Rizka Purwanto

Detecting Phishing Websites with AI

Abstract

Phishing is an essential component of various cyber-attacks as it is often used as the key step in advanced persistent threats. Despite the availability of public phishing detection toolbars and studies in phishing detection systems, the number of attacks has been increasing in the past years, due to the continuous change of attack models for bypassing detection. Thus, it remains a challenge to develop a robust phishing detection system despite the dynamic nature of phishing attacks.

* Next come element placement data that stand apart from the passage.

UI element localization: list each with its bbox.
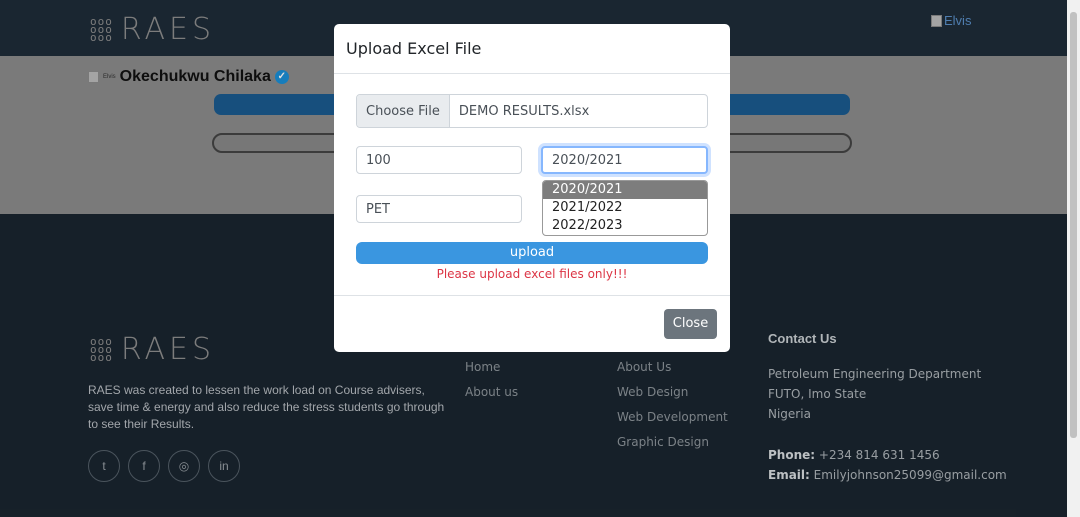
course-field[interactable]: PET <box>356 195 522 223</box>
file-input[interactable]: Choose File DEMO RESULTS.xlsx <box>356 94 708 128</box>
close-button[interactable]: Close <box>664 309 717 339</box>
scrollbar-thumb[interactable] <box>1070 12 1077 438</box>
modal-title: Upload Excel File <box>334 24 730 74</box>
file-name: DEMO RESULTS.xlsx <box>458 103 590 119</box>
page-scrollbar[interactable] <box>1067 0 1080 517</box>
error-message: Please upload excel files only!!! <box>436 267 628 281</box>
level-field[interactable]: 100 <box>356 146 522 174</box>
upload-modal: Upload Excel File Choose File DEMO RESUL… <box>334 24 730 352</box>
session-option[interactable]: 2021/2022 <box>543 199 707 217</box>
session-select[interactable]: 2020/2021 <box>541 146 708 174</box>
modal-footer-divider <box>334 295 730 296</box>
session-option[interactable]: 2022/2023 <box>543 217 707 235</box>
upload-button[interactable]: upload <box>356 242 708 264</box>
session-dropdown-list: 2020/2021 2021/2022 2022/2023 <box>542 180 708 236</box>
choose-file-button[interactable]: Choose File <box>357 95 450 127</box>
session-option[interactable]: 2020/2021 <box>543 181 707 199</box>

To tackle this issue, a feature-free method for detecting phishing websites is proposed using the Normalised Compression Distance (NCD) which measures website similarity by compressing them, eliminating the need to perform any feature extraction nor any reliance on a specific set of website features. This method examines the HTML source codes of Web pages and computes their similarity with known phishing websites. It has been shown in the study that content-based methods can perform better phishing detection than image-based methods due to the robustness against website design modifications. In this approach, the use of the Furthest Point First algorithm to perform phishing prototype extractions is proposed, in order to select instances that are representative of a cluster of phishing web pages. We also introduce the use of an incremental learning algorithm as a framework for continuous and adaptive detection without re-performing new feature extraction when concept drift occurs and develop a general architecture for a phishing detection system, that can be deployed on an organisation’s email and web servers, and on cloud services.

Bio

Rizka Purwanto is currently a PhD student at the School of Computer Science and Engineering at the University of New South Wales (UNSW) and a recipient of the UNSW University International Postgraduate Award (UIPA) scholarship. Her research interests mainly include cybersecurity and artificial intelligence, specifically on how to make the Web more secure using deep learning or machine learning methods. Prior to her PhD study, she worked as a software engineer at Sense Health and Life Trading Sydney.